Je dois admettre que je me suis trompé royalement. Le défi a été relevé haut la main. Non seulement il le complète à merveille, mais j’oserais dire qu’il est même supérieur.

Il faut avouer que l’idée de lui faire jouer un rôle improbable dans la Seconde Guerre mondiale est un filon irrésistible. Que les auteurs ont su exploiter avec intelligence. Après tout, un chasseur du talent de Zaroff est au bon endroit dans un théâtre aussi chaotique que l’Union soviétique pendant l’invasion allemande. Et puis seule une bête encore plus implacable et atroce que les nazis peut les vaincre. Et pour être plus impitoyable et cruelle que les nazis, Zaroff l’est.


Si la bédé est rythmée, pleine de rebondissements, sans temps morts, avec une conclusion particulièrement réussie, si elle nous tient en haleine du début à la fin c’est évidemment grâce au scénario de Runberg et de Miville-Deschênes. Ces derniers ont su concocter une suite parfaite où le comte s’affranchit de la nouvelle de Richard Connell, et du légendaire film qui en a été tiré, pour se mouler à leur plume. Exit le mythique Zaroff d’une autre époque. Bienvenue dans le nouveau Zaroff plus ambigu, plus humain, plus imprévisible, plus incontrôlable, moins archétypale mais toujours, sinon plus, dangereux. Surtout avec la bénédiction de l’armée américaine.

Miville-Deschênes prend un plaisir fou à illustrer cette expédition folle, pleine de neiges inquiétantes, de froid insoutenable, de forêts étouffantes, de nuits anxiogènes et de crépuscules sanglants. Le réalisme dynamique du dessinateur cadre parfaitement dans une histoire où aucune porte de sortie ne semble exister.

Miville-Deschênes est en parfaite harmonie avec le scénario.
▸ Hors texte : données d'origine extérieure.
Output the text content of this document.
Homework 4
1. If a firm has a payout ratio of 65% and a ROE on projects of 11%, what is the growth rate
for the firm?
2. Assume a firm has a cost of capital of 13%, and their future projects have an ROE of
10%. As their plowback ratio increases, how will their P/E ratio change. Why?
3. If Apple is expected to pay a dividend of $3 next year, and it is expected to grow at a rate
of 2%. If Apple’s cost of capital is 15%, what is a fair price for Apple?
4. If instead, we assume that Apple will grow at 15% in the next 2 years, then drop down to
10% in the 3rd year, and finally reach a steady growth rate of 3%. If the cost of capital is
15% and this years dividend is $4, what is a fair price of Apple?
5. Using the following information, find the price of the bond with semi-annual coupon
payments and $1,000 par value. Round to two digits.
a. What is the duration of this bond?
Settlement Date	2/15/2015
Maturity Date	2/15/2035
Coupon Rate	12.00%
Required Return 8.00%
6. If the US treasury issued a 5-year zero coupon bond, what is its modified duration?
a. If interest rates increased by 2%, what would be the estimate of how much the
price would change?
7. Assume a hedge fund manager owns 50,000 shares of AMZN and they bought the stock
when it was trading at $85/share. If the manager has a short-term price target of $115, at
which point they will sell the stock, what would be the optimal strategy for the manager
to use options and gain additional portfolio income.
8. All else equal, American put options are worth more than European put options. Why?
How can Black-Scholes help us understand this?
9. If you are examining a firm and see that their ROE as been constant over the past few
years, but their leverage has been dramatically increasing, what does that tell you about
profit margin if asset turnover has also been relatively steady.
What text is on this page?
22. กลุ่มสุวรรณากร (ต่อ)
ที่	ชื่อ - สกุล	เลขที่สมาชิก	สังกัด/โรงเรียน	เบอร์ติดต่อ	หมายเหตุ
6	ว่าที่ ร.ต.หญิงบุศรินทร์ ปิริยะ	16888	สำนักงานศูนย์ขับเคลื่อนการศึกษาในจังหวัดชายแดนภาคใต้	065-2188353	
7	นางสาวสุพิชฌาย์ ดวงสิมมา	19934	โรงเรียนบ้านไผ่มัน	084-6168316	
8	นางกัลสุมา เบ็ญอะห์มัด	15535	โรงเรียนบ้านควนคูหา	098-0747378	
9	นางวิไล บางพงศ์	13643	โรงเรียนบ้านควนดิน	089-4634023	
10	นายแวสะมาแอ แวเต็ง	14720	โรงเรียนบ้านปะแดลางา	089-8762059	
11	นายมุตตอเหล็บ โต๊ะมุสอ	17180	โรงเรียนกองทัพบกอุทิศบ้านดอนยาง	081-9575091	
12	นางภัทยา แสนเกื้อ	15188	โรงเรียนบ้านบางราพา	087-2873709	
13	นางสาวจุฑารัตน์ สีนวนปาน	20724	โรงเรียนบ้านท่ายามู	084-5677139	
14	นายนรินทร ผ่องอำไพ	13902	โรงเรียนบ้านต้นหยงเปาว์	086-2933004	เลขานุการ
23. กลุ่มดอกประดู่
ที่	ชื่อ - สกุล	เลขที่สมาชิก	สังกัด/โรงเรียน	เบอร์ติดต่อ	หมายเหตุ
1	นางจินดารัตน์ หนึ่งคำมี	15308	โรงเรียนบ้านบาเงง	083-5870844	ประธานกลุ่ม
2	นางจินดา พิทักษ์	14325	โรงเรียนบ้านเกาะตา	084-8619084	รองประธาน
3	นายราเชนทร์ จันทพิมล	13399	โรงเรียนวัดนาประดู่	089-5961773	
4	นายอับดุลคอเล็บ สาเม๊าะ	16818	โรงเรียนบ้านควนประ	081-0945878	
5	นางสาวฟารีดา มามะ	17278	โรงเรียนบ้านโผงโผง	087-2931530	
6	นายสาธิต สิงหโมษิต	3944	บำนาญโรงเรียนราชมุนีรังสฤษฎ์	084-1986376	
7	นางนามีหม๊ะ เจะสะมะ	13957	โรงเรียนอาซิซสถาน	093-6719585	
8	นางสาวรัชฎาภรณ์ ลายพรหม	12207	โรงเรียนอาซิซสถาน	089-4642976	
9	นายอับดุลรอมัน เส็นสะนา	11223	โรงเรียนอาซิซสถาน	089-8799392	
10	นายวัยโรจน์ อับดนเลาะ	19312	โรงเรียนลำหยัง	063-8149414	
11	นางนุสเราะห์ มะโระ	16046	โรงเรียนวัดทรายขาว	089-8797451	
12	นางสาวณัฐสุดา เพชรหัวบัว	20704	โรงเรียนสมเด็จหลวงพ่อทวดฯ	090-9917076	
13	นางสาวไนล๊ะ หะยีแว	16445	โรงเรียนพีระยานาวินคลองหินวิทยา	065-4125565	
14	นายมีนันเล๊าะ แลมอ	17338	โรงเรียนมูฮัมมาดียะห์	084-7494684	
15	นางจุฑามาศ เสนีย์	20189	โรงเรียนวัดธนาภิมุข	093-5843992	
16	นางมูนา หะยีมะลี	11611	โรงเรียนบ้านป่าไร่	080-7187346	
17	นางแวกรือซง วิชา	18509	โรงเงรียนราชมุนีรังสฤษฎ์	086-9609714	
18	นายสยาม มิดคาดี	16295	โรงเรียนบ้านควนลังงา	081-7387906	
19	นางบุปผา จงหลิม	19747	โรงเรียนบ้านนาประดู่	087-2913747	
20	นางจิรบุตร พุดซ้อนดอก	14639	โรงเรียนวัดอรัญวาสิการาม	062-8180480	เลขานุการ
L’efficacité redoutable de son trait, sa retenue et son montage cinématographique transforment cette chasse en une angoissante symphonie sanglante. Celle de la proie qui sent l’hallali sonner. Celle du chasseur qui s’amuse avec elle avant de la croquer par la suite


Si j’ai passé un aussi bon moment avec Zaroff on ne peut pas dire de même du capitaine Rainsford… Mais chut, ceci est une autre histoire.

Miville-Deschênes, Runberg, La vengeance de Zaroff, Lombard.